ROC AUC (Area Under the ROC Curve): How well the model separates classes; 1.0 = perfect, 0.5 = random.
Sensitivity (Recall Alive): Of all truly alive patients, how many we correctly predict as alive.
Specificity: Of all truly dead patients, how many we correctly predict as dead.
F1 (Alive): Balance between precision and recall for the "Alive" class.
Deltas show the change when we drop one feature compared to the baseline (all columns).

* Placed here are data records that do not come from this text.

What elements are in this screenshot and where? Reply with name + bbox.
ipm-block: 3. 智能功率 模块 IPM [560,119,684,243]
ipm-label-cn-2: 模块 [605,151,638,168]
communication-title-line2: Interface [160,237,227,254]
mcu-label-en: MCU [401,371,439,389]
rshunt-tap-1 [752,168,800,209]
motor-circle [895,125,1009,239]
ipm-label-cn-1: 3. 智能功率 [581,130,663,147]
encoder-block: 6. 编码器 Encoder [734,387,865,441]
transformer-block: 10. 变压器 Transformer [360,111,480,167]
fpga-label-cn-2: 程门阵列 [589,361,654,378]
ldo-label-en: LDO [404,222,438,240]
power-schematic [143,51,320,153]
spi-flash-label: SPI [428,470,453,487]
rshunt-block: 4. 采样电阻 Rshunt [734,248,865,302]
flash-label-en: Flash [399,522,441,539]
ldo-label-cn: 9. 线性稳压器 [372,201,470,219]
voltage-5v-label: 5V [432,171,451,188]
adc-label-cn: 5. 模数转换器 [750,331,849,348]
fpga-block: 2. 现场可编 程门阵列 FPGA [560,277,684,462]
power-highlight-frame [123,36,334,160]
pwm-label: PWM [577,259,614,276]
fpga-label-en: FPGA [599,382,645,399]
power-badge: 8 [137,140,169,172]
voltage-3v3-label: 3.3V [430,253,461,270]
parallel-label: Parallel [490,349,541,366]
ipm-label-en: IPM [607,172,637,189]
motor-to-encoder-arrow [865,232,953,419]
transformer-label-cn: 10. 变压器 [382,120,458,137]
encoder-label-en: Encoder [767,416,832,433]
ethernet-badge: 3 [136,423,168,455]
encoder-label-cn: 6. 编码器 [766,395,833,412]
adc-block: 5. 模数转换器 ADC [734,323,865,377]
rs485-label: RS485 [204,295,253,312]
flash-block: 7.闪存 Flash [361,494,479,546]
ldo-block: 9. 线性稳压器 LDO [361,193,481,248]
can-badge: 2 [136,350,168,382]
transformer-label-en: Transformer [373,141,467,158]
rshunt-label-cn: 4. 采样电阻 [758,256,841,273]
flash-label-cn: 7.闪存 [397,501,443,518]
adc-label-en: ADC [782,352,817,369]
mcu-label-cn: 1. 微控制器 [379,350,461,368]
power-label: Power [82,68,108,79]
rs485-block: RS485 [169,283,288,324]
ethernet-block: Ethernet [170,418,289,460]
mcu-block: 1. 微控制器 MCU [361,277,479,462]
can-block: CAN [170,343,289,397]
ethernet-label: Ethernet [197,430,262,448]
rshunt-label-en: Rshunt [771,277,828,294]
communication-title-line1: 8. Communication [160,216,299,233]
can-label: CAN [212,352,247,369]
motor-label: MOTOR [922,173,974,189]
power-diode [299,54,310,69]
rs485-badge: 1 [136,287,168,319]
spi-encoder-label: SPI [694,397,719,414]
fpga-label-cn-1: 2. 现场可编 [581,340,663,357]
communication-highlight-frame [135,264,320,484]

What the model predicts: Alive or Dead (survival status). “Best drop” = removing that feature gave highest accuracy (keeping it may add noise). “Best keep” = removing that feature gave lowest accuracy - so dropping it makes the model less accurate; keeping that feature makes the model more accurate. So best keep = important to keep.
+0.029 Accuracy went up when we dropped that feature.
+0.018 ROC AUC improved.
-0.058 Accuracy dropped when we removed that feature.
Feature is likely important for the model.
What the data suggests
- Dropping Marital Status or Regional Node Examined improves accuracy - the model may rely less on these or they add noise in this setup.
- Dropping Progesterone Status or 6th Stage hurts accuracy the most - these features appear important for predicting survival.
- ROC AUC can sometimes increase when accuracy drops (e.g. better ranking of predictions but more errors). Always look at both.